Friday 10 October 2008
by: Carolyn Y. Johnson, The Boston Globe
A new study to be published by the American Mathematical Society claims that environmental factors, not intellect, are what really limit women's math achievements. (Photo: Ruby Washington / The New York Times)
Nurturing climate produces more elite competitors.
It's been nearly four years since Lawrence Summers, then president of Harvard University, made his controversial comments about the source of the gender gap in math and science careers. Still, the ripple effect continues - most recently in a study made public today on the world's top female math competitors.
The study, to be published in next month's Notices of the American Mathematical Society, identifies women of extraordinary math ability by sifting through the winners of the world's most elite math competitions. It found that small nations that nurtured female mathematicians often produced more top competitors than far larger and wealthier nations.
The message: Cultural or environmental factors, not intellect, are what really limit women's math achievements.
"The problem with Larry Summers hypothesizing that there aren't many women with intrinsic aptitude to excel at this very high level is . . . it's not that they don't have this level of intrinsic aptitude; it's that in many countries women that have this intrinsic aptitude aren't nurtured," said Janet Mertz, an author of the study and a professor of oncology at the University of Wisconsin-Madison.
Unlike other data on gender and math, which depend on tests such as the SAT or state assessments, this study used a survey of the world's elite mathematicians to demonstrate that women with extreme math ability exist - although recognition varies by country.
Since 1974, tiny Bulgaria has had nine female competitors in the elite International Mathematical Olympiad. East Germany/Germany has had 10, and the USSR/Russia, 13. Over that same time, the United States has had three.
The study found a similar variation in another competition, the Putnam Mathematical Competition - a 12-question exam taken by college students in the United States and Canada in which most test-takers solve no problems. Over the past 16 years, 11 women have made it into the top 25 scorers. Three of those women were born in the United States, Mertz pointed out, and three in Romania, a country with one-fifteenth the US population.
"I think that's really interesting to compare what happens with other countries and see the examples of nurturing and what a difference that makes - that should open our eyes to what we're doing to kids at an early age," said Brian Conrey, executive director of the American Institute of Mathematics.
The controversial nature of the math gender gap debate was evident following Summers's comments at a conference in January 2005. Summers did not suggest that top female performers in math and science did not exist; he said they were fewer, as represented on faculty staff. But he went on to offer a controversial hypothesis, saying one possible reason was a variation in natural aptitude. That view drew on a 100-year-old argument that at the high and low end of achievement, there are statistically more men than women.

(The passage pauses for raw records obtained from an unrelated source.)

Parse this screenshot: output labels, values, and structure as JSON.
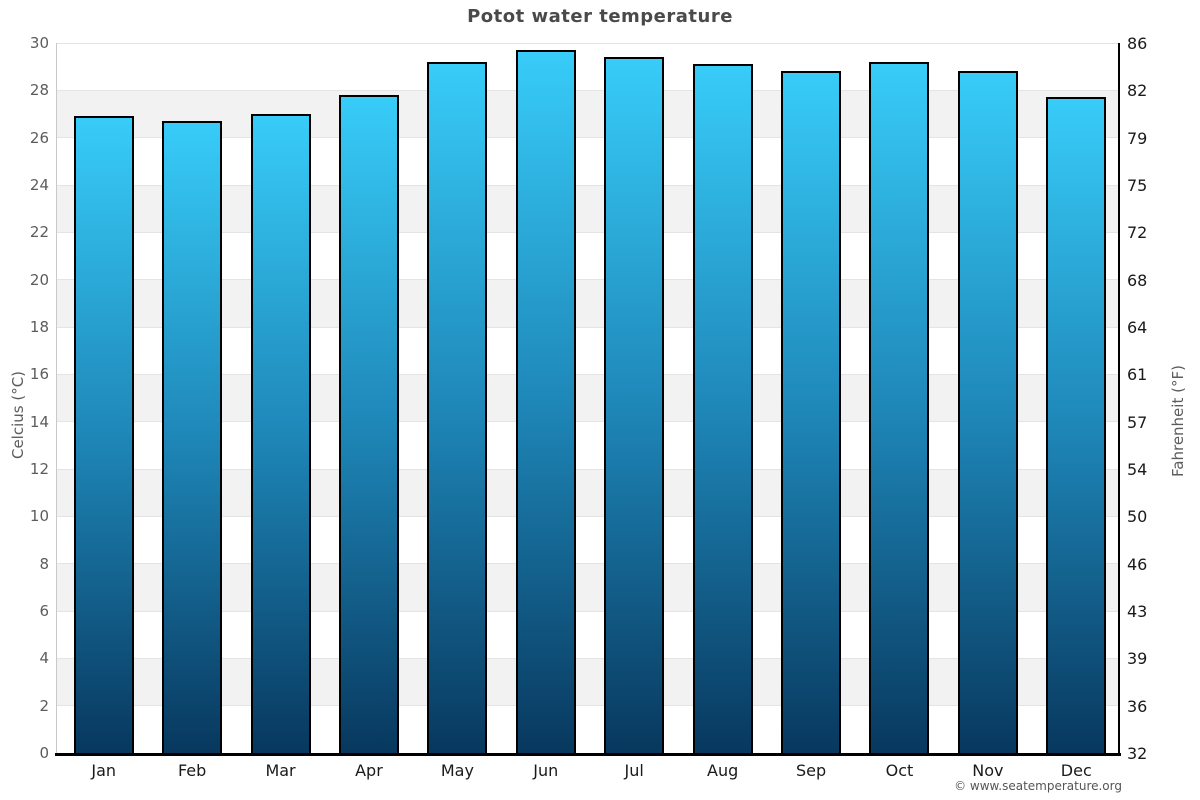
{
  "page": {
    "title": "Potot water temperature"
  },
  "chart_data": {
    "type": "bar",
    "title": "Potot water temperature",
    "categories": [
      "Jan",
      "Feb",
      "Mar",
      "Apr",
      "May",
      "Jun",
      "Jul",
      "Aug",
      "Sep",
      "Oct",
      "Nov",
      "Dec"
    ],
    "values": [
      26.9,
      26.7,
      27.0,
      27.8,
      29.2,
      29.7,
      29.4,
      29.1,
      28.8,
      29.2,
      28.8,
      27.7
    ],
    "unit": "°C",
    "ylabel": "Celcius (°C)",
    "y2label": "Fahrenheit (°F)",
    "ylim": [
      0,
      30
    ],
    "yticks": [
      0,
      2,
      4,
      6,
      8,
      10,
      12,
      14,
      16,
      18,
      20,
      22,
      24,
      26,
      28,
      30
    ],
    "y2ticks": [
      32,
      36,
      39,
      43,
      46,
      50,
      54,
      57,
      61,
      64,
      68,
      72,
      75,
      79,
      82,
      86
    ],
    "grid": "alternating 2-degree horizontal bands, light gray gridlines",
    "legend": "none",
    "colors": {
      "bar_gradient_top": "#38ccf8",
      "bar_gradient_mid": "#1e87b8",
      "bar_gradient_bottom": "#08385e",
      "bar_border": "#000000",
      "band": "#f2f2f2",
      "gridline": "#e4e4e4",
      "title_text": "#4a4a4a",
      "left_tick_text": "#5c5c5c",
      "right_tick_text": "#1a1a1a"
    }
  },
  "footer": {
    "credit": "© www.seatemperature.org"
  }
}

"My best guess, to provoke you . . . is that the largest phenomenon, by far, is the general clash between people's legitimate family desires and employers' current desire for high power and high intensity," Summers said at the conference, according to the transcript he later released. "In the special case of science and engineering," he continued, "there are issues of intrinsic aptitude, and particularly of the variability of aptitude, and that those considerations are reinforced by what are in fact lesser factors involving socialization and continuing discrimination."

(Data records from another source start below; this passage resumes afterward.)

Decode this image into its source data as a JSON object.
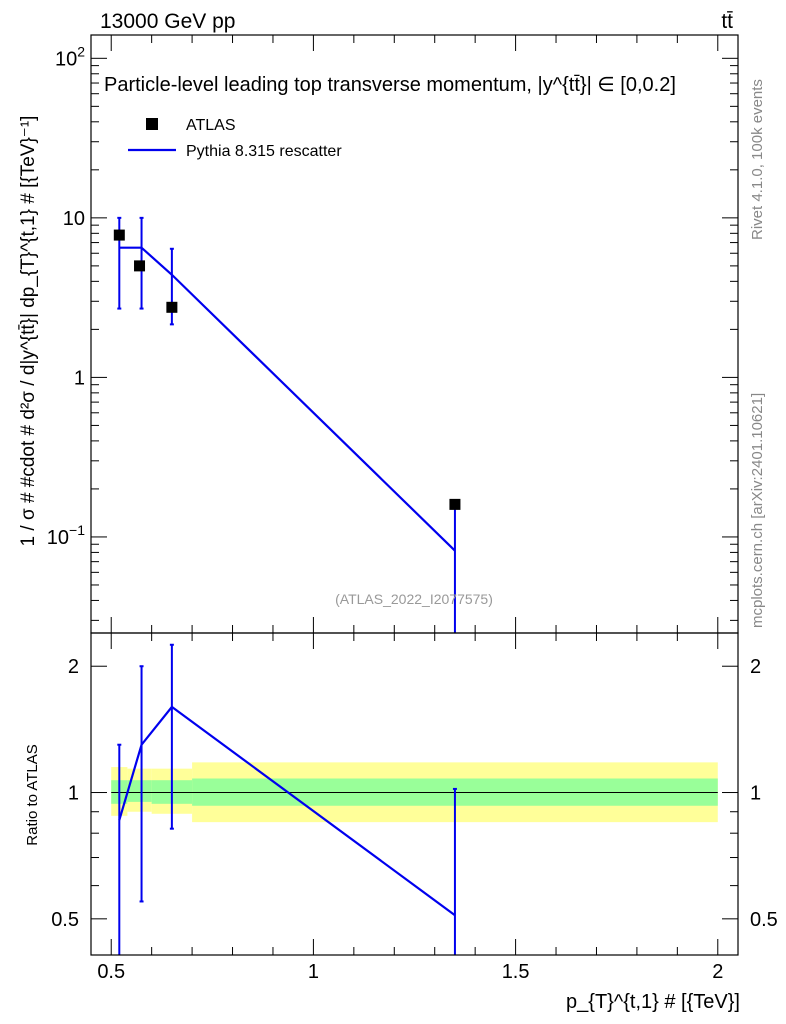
{
  "header": {
    "energy_label": "13000 GeV pp",
    "process_label": "tt̄"
  },
  "side_labels": {
    "rivet": "Rivet 4.1.0,  100k events",
    "mcplots": "mcplots.cern.ch [arXiv:2401.10621]"
  },
  "colors": {
    "mc": "#0000ee",
    "band_inner": "#99ff99",
    "band_outer": "#ffff99",
    "data": "#000000"
  },
  "chart_data": [
    {
      "type": "line",
      "panel": "main",
      "title": "Particle-level leading top transverse momentum, |y^{tt̄}| ∈ [0,0.2]",
      "ylabel": "1 / σ # #cdot # d²σ / d|y^{tt̄}| dp_{T}^{t,1} # [{TeV}⁻¹]",
      "yscale": "log",
      "ylim": [
        0.025,
        140
      ],
      "xlim": [
        0.45,
        2.05
      ],
      "y_ticks": [
        {
          "value": 0.1,
          "base": "10",
          "exp": "−1"
        },
        {
          "value": 1,
          "label": "1"
        },
        {
          "value": 10,
          "label": "10"
        },
        {
          "value": 100,
          "base": "10",
          "exp": "2"
        }
      ],
      "watermark": "(ATLAS_2022_I2077575)",
      "legend": [
        {
          "name": "ATLAS",
          "style": "marker"
        },
        {
          "name": "Pythia 8.315 rescatter",
          "style": "line"
        }
      ],
      "atlas": {
        "x": [
          0.52,
          0.57,
          0.65,
          1.35
        ],
        "y": [
          7.8,
          5.0,
          2.75,
          0.16
        ]
      },
      "pythia": {
        "x": [
          0.52,
          0.575,
          0.65,
          1.35
        ],
        "y": [
          6.5,
          6.5,
          4.4,
          0.082
        ],
        "err_low": [
          2.7,
          2.7,
          2.15,
          0.025
        ],
        "err_high": [
          10.0,
          10.0,
          6.4,
          0.155
        ]
      }
    },
    {
      "type": "line",
      "panel": "ratio",
      "ylabel": "Ratio to ATLAS",
      "yscale": "log",
      "ylim": [
        0.41,
        2.4
      ],
      "xlim": [
        0.45,
        2.05
      ],
      "y_ticks": [
        0.5,
        1,
        2
      ],
      "xlabel": "p_{T}^{t,1} # [{TeV}]",
      "x_ticks": [
        0.5,
        1,
        1.5,
        2
      ],
      "ref_line": 1,
      "bands": [
        {
          "x0": 0.5,
          "x1": 0.54,
          "inner": [
            0.94,
            1.07
          ],
          "outer": [
            0.88,
            1.15
          ]
        },
        {
          "x0": 0.54,
          "x1": 0.6,
          "inner": [
            0.95,
            1.07
          ],
          "outer": [
            0.9,
            1.14
          ]
        },
        {
          "x0": 0.6,
          "x1": 0.7,
          "inner": [
            0.94,
            1.07
          ],
          "outer": [
            0.89,
            1.14
          ]
        },
        {
          "x0": 0.7,
          "x1": 2.0,
          "inner": [
            0.93,
            1.08
          ],
          "outer": [
            0.85,
            1.18
          ]
        }
      ],
      "pythia": {
        "x": [
          0.52,
          0.575,
          0.65,
          1.35
        ],
        "y": [
          0.86,
          1.3,
          1.6,
          0.51
        ],
        "err_low": [
          0.3,
          0.55,
          0.82,
          0.3
        ],
        "err_high": [
          1.3,
          2.0,
          2.25,
          1.02
        ]
      }
    }
  ]
}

His comment touched off a firestorm of meetings and task forces. He later resigned.
Not everyone sees the new study as a refutation of Summers's view. Amy L. Wax, a professor at the Law School of the University of Pennsylvania, said that while the study shows evidence of culture's role, it does not disprove Summers's suggestion that differences in ability could also play a role.

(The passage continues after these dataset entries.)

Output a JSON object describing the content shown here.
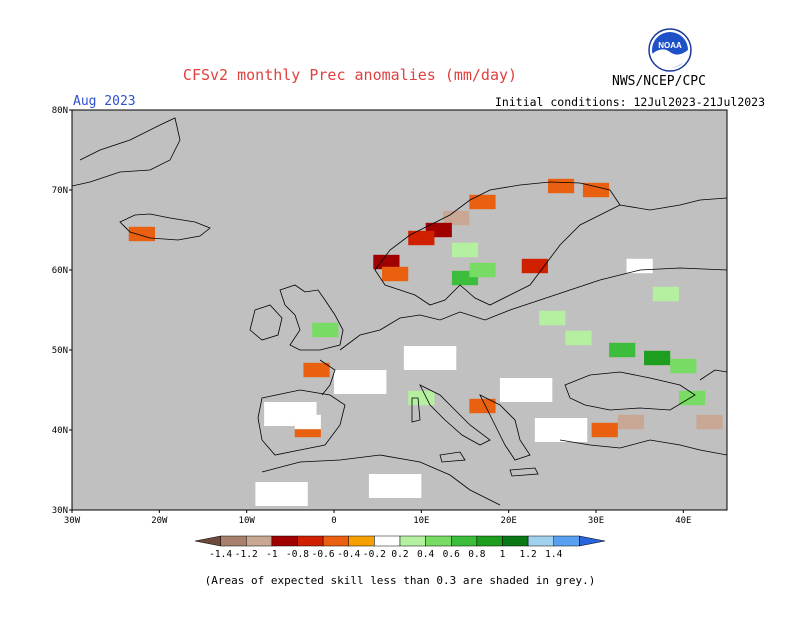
{
  "header": {
    "title": "CFSv2 monthly Prec anomalies (mm/day)",
    "agency": "NWS/NCEP/CPC",
    "logo_text": "NOAA",
    "month": "Aug 2023",
    "initial_conditions": "Initial conditions: 12Jul2023-21Jul2023"
  },
  "map": {
    "region": "Europe",
    "projection": "lat-lon",
    "lon_range": [
      -30,
      45
    ],
    "lat_range": [
      30,
      80
    ],
    "lat_labels": [
      "80N",
      "70N",
      "60N",
      "50N",
      "40N",
      "30N"
    ],
    "lon_labels": [
      "30W",
      "20W",
      "10W",
      "0",
      "10E",
      "20E",
      "30E",
      "40E"
    ],
    "low_skill_color": "#c0c0c0",
    "anomaly_cells": [
      {
        "lon": 17,
        "lat": 68.5,
        "value": -0.4
      },
      {
        "lon": 14,
        "lat": 66.5,
        "value": -1.0
      },
      {
        "lon": 12,
        "lat": 65,
        "value": -0.8
      },
      {
        "lon": 10,
        "lat": 64,
        "value": -0.6
      },
      {
        "lon": 6,
        "lat": 61,
        "value": -0.8
      },
      {
        "lon": 7,
        "lat": 59.5,
        "value": -0.4
      },
      {
        "lon": 26,
        "lat": 70.5,
        "value": -0.4
      },
      {
        "lon": 30,
        "lat": 70,
        "value": -0.4
      },
      {
        "lon": 23,
        "lat": 60.5,
        "value": -0.6
      },
      {
        "lon": -22,
        "lat": 64.5,
        "value": -0.4
      },
      {
        "lon": -2,
        "lat": 47.5,
        "value": -0.4
      },
      {
        "lon": 17,
        "lat": 43,
        "value": -0.4
      },
      {
        "lon": 34,
        "lat": 41,
        "value": -1.0
      },
      {
        "lon": 31,
        "lat": 40,
        "value": -0.4
      },
      {
        "lon": 43,
        "lat": 41,
        "value": -1.0
      },
      {
        "lon": -3,
        "lat": 40,
        "value": -0.4
      },
      {
        "lon": 15,
        "lat": 62.5,
        "value": 0.4
      },
      {
        "lon": 15,
        "lat": 59,
        "value": 0.8
      },
      {
        "lon": 17,
        "lat": 60,
        "value": 0.6
      },
      {
        "lon": -1,
        "lat": 52.5,
        "value": 0.6
      },
      {
        "lon": 25,
        "lat": 54,
        "value": 0.4
      },
      {
        "lon": 33,
        "lat": 50,
        "value": 0.8
      },
      {
        "lon": 37,
        "lat": 49,
        "value": 1.0
      },
      {
        "lon": 40,
        "lat": 48,
        "value": 0.6
      },
      {
        "lon": 28,
        "lat": 51.5,
        "value": 0.4
      },
      {
        "lon": 38,
        "lat": 57,
        "value": 0.4
      },
      {
        "lon": 35,
        "lat": 60.5,
        "value": 0.2
      },
      {
        "lon": 41,
        "lat": 44,
        "value": 0.6
      },
      {
        "lon": 10,
        "lat": 44,
        "value": 0.4
      },
      {
        "lon": -3,
        "lat": 41,
        "value": 0.2
      }
    ],
    "white_near_zero_cells": [
      {
        "lon": 11,
        "lat": 49
      },
      {
        "lon": 22,
        "lat": 45
      },
      {
        "lon": 3,
        "lat": 46
      },
      {
        "lon": -5,
        "lat": 42
      },
      {
        "lon": 26,
        "lat": 40
      },
      {
        "lon": 7,
        "lat": 33
      },
      {
        "lon": -6,
        "lat": 32
      }
    ]
  },
  "colorbar": {
    "labels": [
      "-1.4",
      "-1.2",
      "-1",
      "-0.8",
      "-0.6",
      "-0.4",
      "-0.2",
      "0.2",
      "0.4",
      "0.6",
      "0.8",
      "1",
      "1.2",
      "1.4"
    ],
    "colors": [
      "#6e4a3c",
      "#a6806a",
      "#c8a894",
      "#a00000",
      "#d02000",
      "#e86010",
      "#f5a000",
      "#ffffff",
      "#b4f0a0",
      "#78dc64",
      "#3cbe3c",
      "#1e9e1e",
      "#0a7814",
      "#a0d2f0",
      "#5aa0f0",
      "#2864dc"
    ]
  },
  "footer": {
    "note": "(Areas of expected skill less than 0.3 are shaded in grey.)"
  }
}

Summers could not be reached for comment.
The study found that in cultures where math talent is fostered, female "mathletes" make up 12 percent to 24 percent of the children identified as having extreme math talent. In other environments, women are underrepresented 30-fold, the researchers found.
The study also looks at one population artificially divided by a wall - Germany - to show that when intrinsic talent in the population is probably the same, cultural factors come into play. Before reunification, West Germany began competing in the International Math Olympiad in 1977, and had no girls on its math team; whereas the East German team had five in the same period.
Mertz also found that 80 percent of the female tenured and junior faculty at the top five US math departments were born in other countries.
Nancy Hopkins, a biology professor at MIT who was an outspoken critic of Summers, said the new research shows that "this expectation that girls can't do math has real consequences."
There are many other factors in the math gender gap. Women may not be as motivated or drawn to math competitions as boys or may simply choose different careers. But the studies sound a warning bell about a culture that doesn't celebrate math.
"The article completely resonates with my experience," said Melanie Matchett Wood, who was the first woman to compete on the US International Math Olympiad team, in 1998.
Wood, now a 27-year-old graduate student in math at Princeton University, said that more recently she became a mentor to an undergraduate woman math major from Romania, who was surprised that the university had a special program to mentor women in math careers.
"In her culture, there wasn't an idea that women weren't as good, or even weren't as numerous in math," Wood said. "She hadn't grown up with that."